After the review, officials agreed with Pecknold and disallowed the goal.
UND's coaches, meanwhile, were visibly adamant on the bench the play should've been ruled differently. Fighting Hawks head coach Brad Berry and his assistants wanted the officials to take a second look.
"We were trying to challenge the challenge," Berry said. "We felt confident that if we challenged, it might've granted us that goal. But at the end of the day, we couldn't challenge, so we move forward."
UND's perspective was that Caulfield wasn't possessing the puck as the puck entered the zone. UND felt he chipped the puck in, meaning Jamernik V had time to tag up before Caulfield entered the zone and repossessed the puck.
UND recalled a play from the 2022 NHL playoffs involving Colorado Avalanche defenseman Cale Makar during the Western Conference Finals on May 31 against the Edmonton Oilers.

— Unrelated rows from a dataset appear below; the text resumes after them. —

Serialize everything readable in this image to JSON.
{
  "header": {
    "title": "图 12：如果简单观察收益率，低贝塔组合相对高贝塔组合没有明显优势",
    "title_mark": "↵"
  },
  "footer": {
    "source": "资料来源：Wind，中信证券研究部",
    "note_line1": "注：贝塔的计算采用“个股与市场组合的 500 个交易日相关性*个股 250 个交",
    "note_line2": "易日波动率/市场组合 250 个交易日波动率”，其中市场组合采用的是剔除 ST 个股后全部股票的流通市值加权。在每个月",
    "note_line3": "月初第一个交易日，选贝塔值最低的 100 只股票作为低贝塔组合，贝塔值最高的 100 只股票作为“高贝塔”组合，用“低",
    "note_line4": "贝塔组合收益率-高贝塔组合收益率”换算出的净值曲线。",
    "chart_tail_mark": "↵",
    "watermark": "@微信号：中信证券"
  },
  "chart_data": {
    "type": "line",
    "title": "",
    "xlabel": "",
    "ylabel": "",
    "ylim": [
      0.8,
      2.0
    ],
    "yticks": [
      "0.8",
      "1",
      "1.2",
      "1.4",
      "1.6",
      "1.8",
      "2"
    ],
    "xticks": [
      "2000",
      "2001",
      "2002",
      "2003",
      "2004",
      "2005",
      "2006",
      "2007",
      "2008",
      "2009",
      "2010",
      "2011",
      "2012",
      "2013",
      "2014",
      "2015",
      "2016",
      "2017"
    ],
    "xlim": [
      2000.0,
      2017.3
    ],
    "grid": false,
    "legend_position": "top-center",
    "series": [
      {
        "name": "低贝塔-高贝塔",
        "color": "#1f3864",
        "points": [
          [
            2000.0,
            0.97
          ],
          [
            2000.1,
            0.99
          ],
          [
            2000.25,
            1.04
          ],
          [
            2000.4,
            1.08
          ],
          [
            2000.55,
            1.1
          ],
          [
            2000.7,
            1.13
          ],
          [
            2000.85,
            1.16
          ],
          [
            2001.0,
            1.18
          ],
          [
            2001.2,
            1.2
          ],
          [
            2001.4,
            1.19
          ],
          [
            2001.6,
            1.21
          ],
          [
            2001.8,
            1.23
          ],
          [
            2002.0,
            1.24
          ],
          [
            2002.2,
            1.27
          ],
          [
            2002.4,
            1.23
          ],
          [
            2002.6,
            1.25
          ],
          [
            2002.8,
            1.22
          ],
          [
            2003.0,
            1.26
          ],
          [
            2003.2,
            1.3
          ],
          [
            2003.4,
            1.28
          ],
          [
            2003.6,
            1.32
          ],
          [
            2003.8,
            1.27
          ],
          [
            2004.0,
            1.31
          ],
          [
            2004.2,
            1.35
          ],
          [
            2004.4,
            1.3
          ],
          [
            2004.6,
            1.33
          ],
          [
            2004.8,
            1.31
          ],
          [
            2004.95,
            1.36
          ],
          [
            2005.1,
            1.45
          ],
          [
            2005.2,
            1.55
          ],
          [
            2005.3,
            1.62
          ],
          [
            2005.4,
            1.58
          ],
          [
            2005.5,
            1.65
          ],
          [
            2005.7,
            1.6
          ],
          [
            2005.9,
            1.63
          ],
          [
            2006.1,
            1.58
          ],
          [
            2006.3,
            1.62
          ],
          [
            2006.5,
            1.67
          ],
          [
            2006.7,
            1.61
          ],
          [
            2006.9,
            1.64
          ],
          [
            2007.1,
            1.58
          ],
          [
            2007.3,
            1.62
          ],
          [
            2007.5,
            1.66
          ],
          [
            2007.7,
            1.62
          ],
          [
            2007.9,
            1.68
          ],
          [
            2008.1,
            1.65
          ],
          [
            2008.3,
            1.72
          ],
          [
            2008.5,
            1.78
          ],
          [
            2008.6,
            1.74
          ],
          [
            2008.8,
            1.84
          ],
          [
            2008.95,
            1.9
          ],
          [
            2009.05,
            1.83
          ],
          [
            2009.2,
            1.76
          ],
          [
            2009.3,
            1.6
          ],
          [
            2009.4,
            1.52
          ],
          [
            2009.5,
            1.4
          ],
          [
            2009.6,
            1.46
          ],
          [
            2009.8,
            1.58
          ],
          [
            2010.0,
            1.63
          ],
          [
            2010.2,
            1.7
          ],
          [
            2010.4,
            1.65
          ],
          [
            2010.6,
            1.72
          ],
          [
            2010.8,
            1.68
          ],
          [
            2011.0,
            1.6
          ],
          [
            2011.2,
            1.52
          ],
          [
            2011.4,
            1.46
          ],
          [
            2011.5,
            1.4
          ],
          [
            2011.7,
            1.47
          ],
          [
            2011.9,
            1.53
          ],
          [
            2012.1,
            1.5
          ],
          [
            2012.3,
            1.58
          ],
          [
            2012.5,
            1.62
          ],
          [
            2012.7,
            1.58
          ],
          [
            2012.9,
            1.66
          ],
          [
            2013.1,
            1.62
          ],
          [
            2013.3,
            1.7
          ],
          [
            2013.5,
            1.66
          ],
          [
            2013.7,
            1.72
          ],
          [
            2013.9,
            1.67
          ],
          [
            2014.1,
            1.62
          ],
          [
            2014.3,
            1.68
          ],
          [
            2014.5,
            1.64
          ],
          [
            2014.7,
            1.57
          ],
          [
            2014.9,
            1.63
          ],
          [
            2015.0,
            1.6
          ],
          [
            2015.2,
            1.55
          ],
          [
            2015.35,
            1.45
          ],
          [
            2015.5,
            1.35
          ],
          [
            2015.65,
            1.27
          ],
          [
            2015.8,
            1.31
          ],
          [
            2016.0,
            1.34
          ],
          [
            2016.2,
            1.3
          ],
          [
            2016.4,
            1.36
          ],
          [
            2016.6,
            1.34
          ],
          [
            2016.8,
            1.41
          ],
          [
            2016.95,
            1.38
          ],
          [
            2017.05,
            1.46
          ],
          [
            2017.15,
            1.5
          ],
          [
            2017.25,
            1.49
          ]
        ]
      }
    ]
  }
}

In the first period, Makar scored and Edmonton challenged the play for offside but the goal was upheld.
On the Makar play, officials ruled Valeri Nichushkin was back onside because Makar pushed the puck across the blue line and didn't carry the puck into the zone.
"I think there was a playoff goal in the NHL playoffs last year reminiscent of the same exact incident," Berry said. "At the end of the day, it is what it is and everybody can learn from it."